Amidst the strained US-China economic relations, the Biden administration has been encouraging companies to explore alternative sourcing strategies such as “friend-shoring” in allied countries or “reshoring” by bringing manufacturing back to the US.

This shift is in response to the challenges posed by offshoring to China and the disruptions in global supply chains due to the COVID-19 pandemic, leading companies to seek suppliers closer to the United States, a strategy referred to as “near-shoring”.

The growing trend of importing goods from Mexico is not a straightforward narrative.

While Mexico has benefited from the shift away from Chinese factories, some Chinese manufacturers have established operations in Mexico, leveraging the advantages of the US-Mexico-Canada Trade Agreement.

This agreement, in effect for three years, facilitates duty-free trade in North America for many products.

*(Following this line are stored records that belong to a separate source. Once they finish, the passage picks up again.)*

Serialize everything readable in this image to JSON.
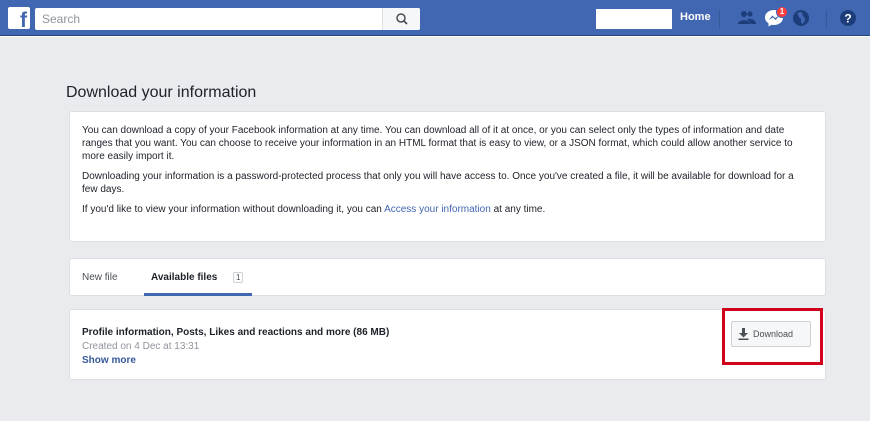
{
  "topbar": {
    "search_placeholder": "Search",
    "home_label": "Home",
    "notification_count": "1",
    "colors": {
      "bar": "#4267b2",
      "badge": "#fa3e3e"
    }
  },
  "page": {
    "title": "Download your information"
  },
  "info": {
    "paragraph1": "You can download a copy of your Facebook information at any time. You can download all of it at once, or you can select only the types of information and date ranges that you want. You can choose to receive your information in an HTML format that is easy to view, or a JSON format, which could allow another service to more easily import it.",
    "paragraph2": "Downloading your information is a password-protected process that only you will have access to. Once you've created a file, it will be available for download for a few days.",
    "paragraph3_before": "If you'd like to view your information without downloading it, you can ",
    "paragraph3_link": "Access your information",
    "paragraph3_after": " at any time."
  },
  "tabs": {
    "new_file": "New file",
    "available_files": "Available files",
    "available_count": "1"
  },
  "file": {
    "title": "Profile information, Posts, Likes and reactions and more (86 MB)",
    "created": "Created on 4 Dec at 13:31",
    "show_more": "Show more",
    "download_label": "Download"
  },
  "icons": [
    "facebook-logo-icon",
    "search-icon",
    "friends-icon",
    "messenger-icon",
    "globe-icon",
    "help-icon",
    "download-icon"
  ]
}
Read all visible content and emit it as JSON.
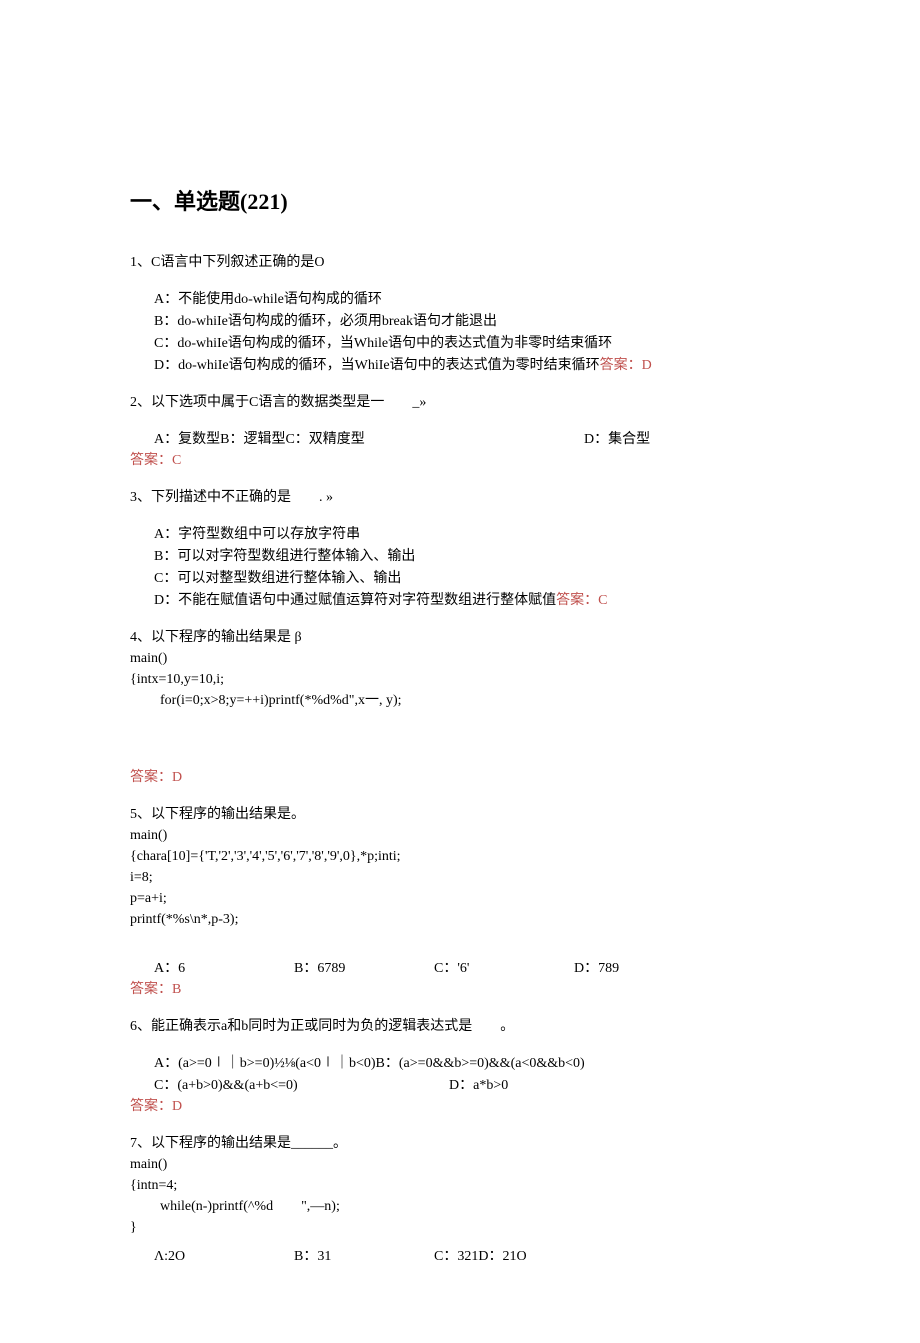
{
  "heading": "一、单选题(221)",
  "q1": {
    "stem": "1、C语言中下列叙述正确的是O",
    "optA": "A：不能使用do-while语句构成的循环",
    "optB": "B：do-whiIe语句构成的循环，必须用break语句才能退出",
    "optC": "C：do-whiIe语句构成的循环，当While语句中的表达式值为非零时结束循环",
    "optD_prefix": "D：do-whiIe语句构成的循环，当WhiIe语句中的表达式值为零时结束循环",
    "answer": "答案：D"
  },
  "q2": {
    "stem": "2、以下选项中属于C语言的数据类型是一  _»",
    "optA": "A：复数型B：逻辑型C：双精度型",
    "optD": "D：集合型",
    "answer": "答案：C"
  },
  "q3": {
    "stem": "3、下列描述中不正确的是  . »",
    "optA": "A：字符型数组中可以存放字符串",
    "optB": "B：可以对字符型数组进行整体输入、输出",
    "optC": "C：可以对整型数组进行整体输入、输出",
    "optD_prefix": "D：不能在赋值语句中通过赋值运算符对字符型数组进行整体赋值",
    "answer": "答案：C"
  },
  "q4": {
    "stem": "4、以下程序的输出结果是 β",
    "line1": "main()",
    "line2": "{intx=10,y=10,i;",
    "line3": " for(i=0;x>8;y=++i)printf(*%d%d\",x一, y);",
    "answer": "答案：D"
  },
  "q5": {
    "stem": "5、以下程序的输出结果是。",
    "line1": "main()",
    "line2": "{chara[10]={'T,'2','3','4','5','6','7','8','9',0},*p;inti;",
    "line3": "i=8;",
    "line4": "p=a+i;",
    "line5": "printf(*%s\\n*,p-3);",
    "optA": "A：6",
    "optB": "B：6789",
    "optC": "C：'6'",
    "optD": "D：789",
    "answer": "答案：B"
  },
  "q6": {
    "stem": "6、能正确表示a和b同时为正或同时为负的逻辑表达式是  。",
    "optA": "A：(a>=0∣｜b>=0)½⅛(a<0∣｜b<0)B：(a>=0&&b>=0)&&(a<0&&b<0)",
    "optC": "C：(a+b>0)&&(a+b<=0)",
    "optD": "D：a*b>0",
    "answer": "答案：D"
  },
  "q7": {
    "stem": "7、以下程序的输出结果是______。",
    "line1": "main()",
    "line2": "{intn=4;",
    "line3": " while(n-)printf(^%d  \",—n);",
    "line4": "}",
    "optA": "Λ:2O",
    "optB": "B：31",
    "optC": "C：321D：21O"
  }
}
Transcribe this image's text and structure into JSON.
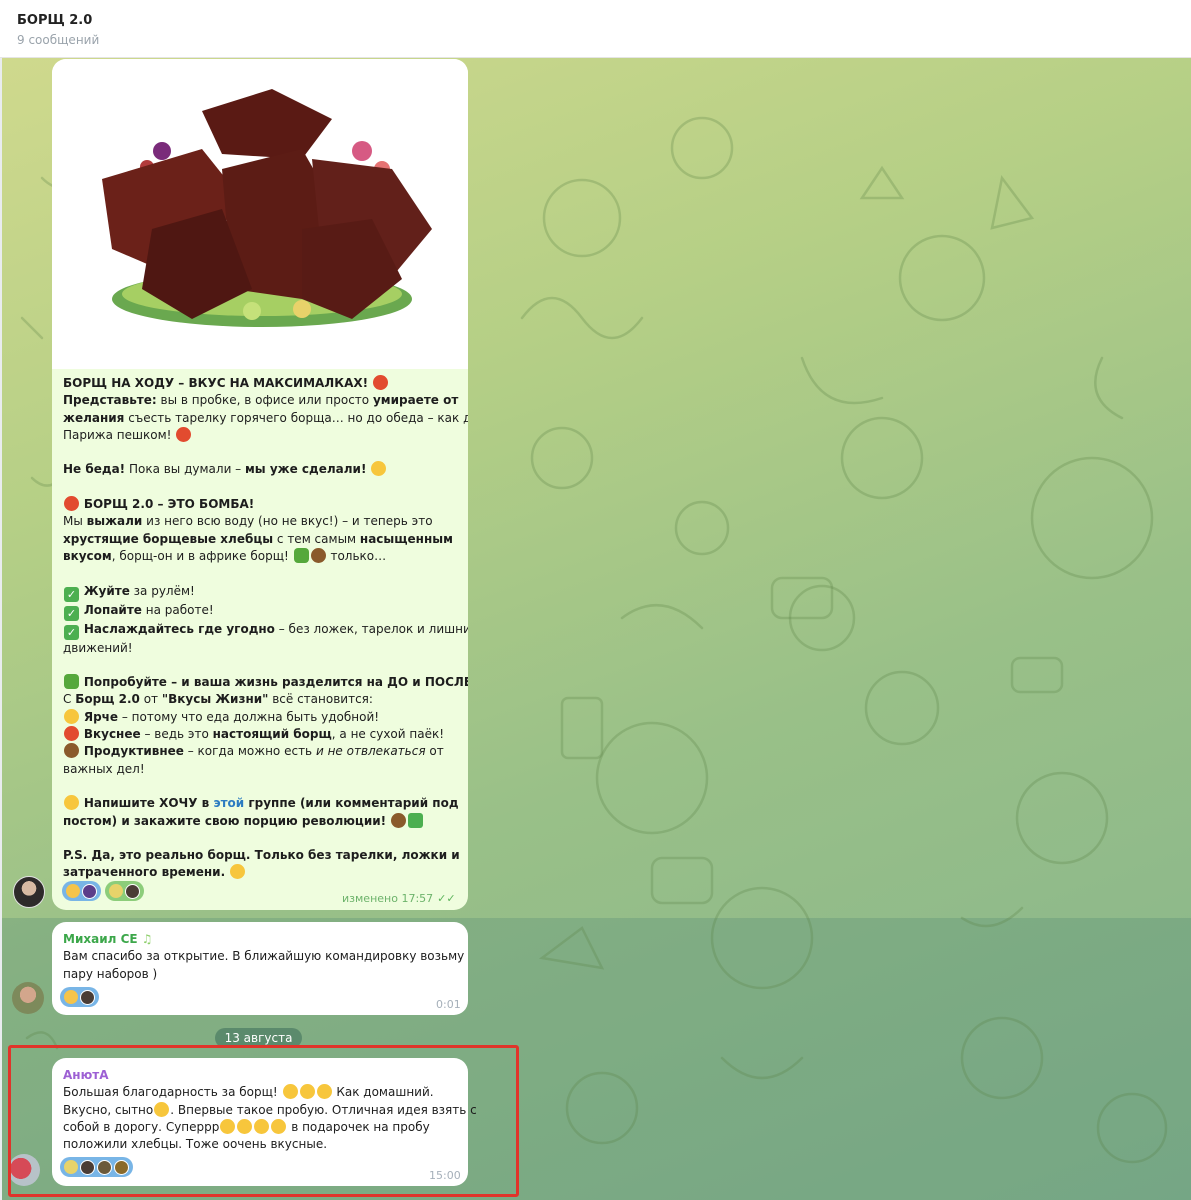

Derek Scissors, a China specialist at the American Enterprise Institute, highlighted that major drops in Chinese imports were observed in politically sensitive categories like computers, electronics, chemicals, and pharmaceuticals.

Scissors suggested that the decline in US reliance on Chinese goods is influenced by wariness towards Beijing’s economic policies, particularly under President Xi Jinping.

Factors such as Xi’s stringent COVID-19 lockdowns in 2022 and counterespionage investigations targeting foreign companies have contributed to a reassessment of China’s reliability.

He noted that the shift in import patterns may not be a temporary change, stating, “I don’t see the US being comfortable with a rebound in those areas in 2024 and 2025.”

Overall, the US trade deficit in goods with the rest of the world narrowed by 10 per cent in the past year, amounting to $1.06 trillion.